Mais « en même temps » si nous avons bien compris « les entreprises qui dérogent aux sanctions économiques imposées par Bruxelles sont passibles, si l’on contrevient à ces ordres européens, de graves sanctions pénales et financières. » Pas d’ordres de notre gouvernement, mais avec plusieurs épées de Damoclès si on ne ferme pas ou pas dans les temps ou trop peu.

Les textes existent et devraient être appliqués. Les sanctions économiques prises par l’Union Européenne pour toutes les entreprises ont été adoptées par Règlement du Conseil de l’Union européenne.

Un petit rappel, ces sanctions adoptées par l’Union Européenne sont applicables à toutes les personnes physiques de la nationalité d’un État membre ou se trouvant sur le territoire de l’un de ces États, à toutes les personnes morales immatriculées dans un État membre ou opérant depuis le territoire de l’un de ces États.

En France, le fait de contrevenir ou de tenter de contrevenir aux sanctions européennes est passible de sanctions pénales encourues par les personnes physiques et morales (art. 459-1 bis du code des douanes).

Ces sanctions peuvent aller jusqu’à 5 ans d’emprisonnement et une amende égale au minimum au montant et au maximum au double (décuple pour les personnes morales) de la somme sur laquelle a porté l’infraction ; et peuvent être assorties de peines complémentaires telles que l’exclusion des marchés publics, l’interdiction d’exercer, etc.

Par ailleurs, des entreprises françaises ayant des relations contractuelles avec des compagnies russes peuvent se retrouver dans l’impossibilité d’exécuter leurs obligations contractuelles et voir leur responsabilité engagée. On évoque nulle part la riposte russe. Dans ce cas bien sûr la première défense qui vient ici à l’esprit - et à juste titre - est l’invocation de la force majeure par le co-contractant français, certes...

Et puis il y a les engagements commerciaux ; selon le niveau de risque identifié pour les activités objet du contrat, il peut être utile d’anticiper la possibilité que les opérations commerciales puissent faire l’objet de restrictions en cours d’exécution du contrat ? Flou artistique volontaire ? 

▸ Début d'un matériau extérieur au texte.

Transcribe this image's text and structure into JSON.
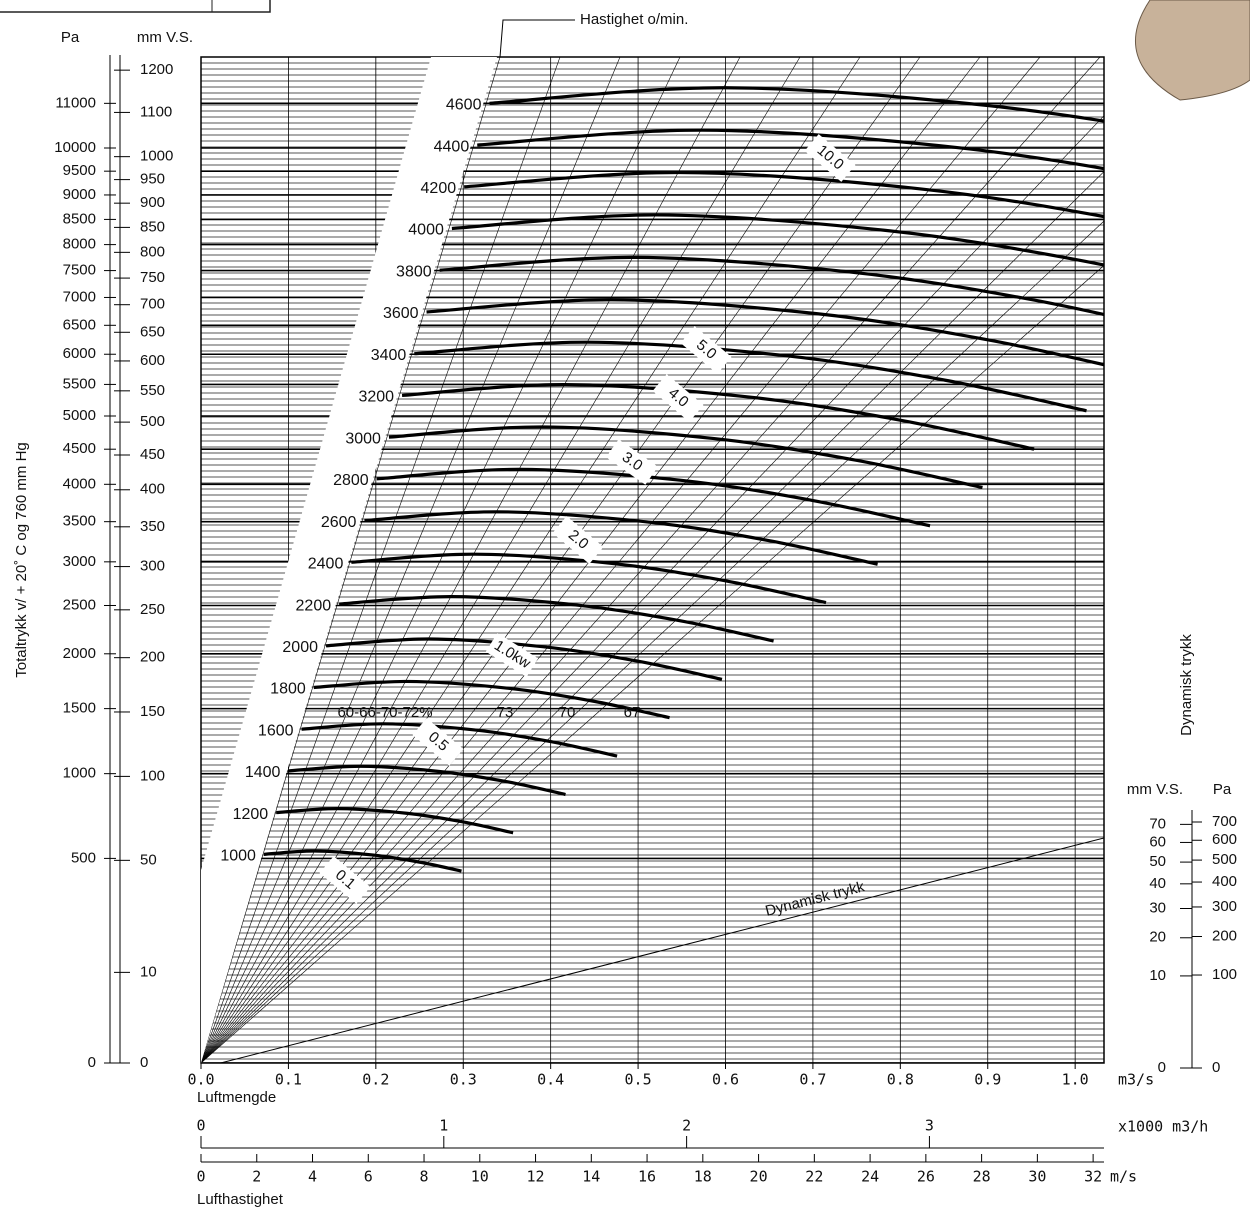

Et le chômage ? Nous avons étudié les conditions, il semble donc que les entreprises pourront licencier les salariés soumis au droit russe si les filiales de nos entreprises sont fermées. Mais pas un chef d’entreprise digne de ce nom, français de surcroît, ne licencie un salarié en le laissant sans rien au coin de la rue. Que se passe-t-il donc si je licencie des salariés dans une filiale française en Russie ? Sachant qu’une filiale a la personnalité juridique et la nationalité du pays dans lequel elle est située. Le droit applicable est indépendant de la nationalité des actionnaires. Tout va donc dépendre du contrat de travail, de droit français ou de droit local. En général les entreprises françaises qui envoient des salariés dans des filiales à l’étranger, les placent sous un statut de droit français, mais pas nécessairement. La durée de la mission entre en considération. Dans ce cas, les salaries bénéficieront du régime français. Pour les expatriés, les employeurs doivent leur proposer un poste équivalent ou maintenir le salaire en l’absence d’offre de reclassement adéquate.

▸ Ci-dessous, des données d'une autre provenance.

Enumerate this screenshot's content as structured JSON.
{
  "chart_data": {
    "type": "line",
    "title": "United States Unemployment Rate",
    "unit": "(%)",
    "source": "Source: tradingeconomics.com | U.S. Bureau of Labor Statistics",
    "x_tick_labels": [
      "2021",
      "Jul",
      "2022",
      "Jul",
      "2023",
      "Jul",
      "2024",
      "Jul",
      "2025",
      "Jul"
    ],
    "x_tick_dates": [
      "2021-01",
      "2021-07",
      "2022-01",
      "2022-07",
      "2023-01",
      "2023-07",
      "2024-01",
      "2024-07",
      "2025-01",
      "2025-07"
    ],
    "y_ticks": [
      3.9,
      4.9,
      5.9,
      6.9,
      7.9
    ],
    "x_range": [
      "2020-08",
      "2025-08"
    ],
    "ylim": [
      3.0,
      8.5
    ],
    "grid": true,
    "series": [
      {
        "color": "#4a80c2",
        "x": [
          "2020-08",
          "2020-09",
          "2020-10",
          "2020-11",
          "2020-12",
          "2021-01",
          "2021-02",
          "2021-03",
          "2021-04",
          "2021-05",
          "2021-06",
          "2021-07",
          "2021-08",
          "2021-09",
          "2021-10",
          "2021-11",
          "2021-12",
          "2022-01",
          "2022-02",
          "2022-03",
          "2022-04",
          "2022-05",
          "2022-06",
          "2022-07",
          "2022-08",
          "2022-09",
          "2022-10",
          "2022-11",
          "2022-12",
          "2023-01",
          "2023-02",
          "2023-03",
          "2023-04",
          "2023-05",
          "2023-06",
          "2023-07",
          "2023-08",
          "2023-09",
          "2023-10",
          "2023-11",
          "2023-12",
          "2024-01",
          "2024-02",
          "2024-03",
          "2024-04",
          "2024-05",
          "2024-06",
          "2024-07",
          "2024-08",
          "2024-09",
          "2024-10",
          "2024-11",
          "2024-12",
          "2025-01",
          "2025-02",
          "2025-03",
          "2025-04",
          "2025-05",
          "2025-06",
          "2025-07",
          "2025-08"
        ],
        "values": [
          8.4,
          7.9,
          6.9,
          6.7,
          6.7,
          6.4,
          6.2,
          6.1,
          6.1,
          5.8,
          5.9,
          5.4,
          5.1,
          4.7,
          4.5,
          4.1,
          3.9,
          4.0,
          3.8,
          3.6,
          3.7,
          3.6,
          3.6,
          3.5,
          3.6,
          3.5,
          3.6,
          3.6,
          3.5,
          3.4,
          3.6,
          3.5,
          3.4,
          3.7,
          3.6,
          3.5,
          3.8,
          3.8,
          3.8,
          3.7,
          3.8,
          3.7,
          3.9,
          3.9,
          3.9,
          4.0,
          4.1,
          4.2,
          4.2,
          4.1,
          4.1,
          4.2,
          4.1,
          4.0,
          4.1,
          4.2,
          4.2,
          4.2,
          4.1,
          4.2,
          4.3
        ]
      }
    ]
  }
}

En Russie, l’allocation chômage est versée de manière régulière mais non permanente, dans la limite d’une période prédéfinie. Elle est accordée uniquement aux personnes dûment reconnues comme demandeurs d’emploi. Rien à voir avec le confort de notre système ; pour être reconnu chômeur, il faut être sans activité, privé de salaire et apte à travailler et être inscrit comme demandeur d'emploi auprès des services compétents, puis être à la recherche d'un emploi, et être prêt à accepter toute offre. L'allocation chômage est servie à compter du premier jour qui suit la date à laquelle la personne a été reconnue comme chômeur, on peut bien sûr compter sur la bonne volonté et l’enthousiasme de l’administration russe pour agir au mieux !

On peut aussi, c’est ce que veulent les Français ?  Se laver les mains comme Ponce Pilate de l’avenir de nos salariés russes qui ont été fidèles, efficaces et n’ont rien demandé (on rappelle encore que nous n’avons pas déclaré la guerre au peuple russe).

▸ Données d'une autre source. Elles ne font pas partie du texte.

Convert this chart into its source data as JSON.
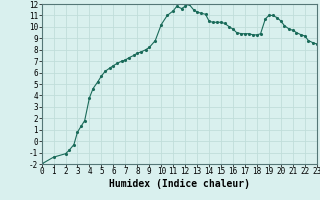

Le premier vice-président du gouvernement russe Andreï s’est exprimé concernant les groupes étrangers qui souhaitaient quitter la Russie, nous avons donc officiellement le choix entre une procédure de faillite accélérée avec « la fermeture définitive de l’entreprise en Russie, suivie de l’arrêt de la production et du licenciement des employés » et un scénario intermédiaire permettant de transmettre « au moins temporairement » les parts détenues par des occidentaux, vers des investisseurs russes, qui demeureront pour leur part autorisés à les posséder. Les entreprises seraient ensuite autorisées à revenir sur le marché russe et à reprendre leurs actifs, une fois les sanctions levées (SIC). Qui peut croire à ces promesses ? On va donc faire semblant, sachant que d’autres pays proposent aimablement de remplacer ou de reprendre nos entreprises ?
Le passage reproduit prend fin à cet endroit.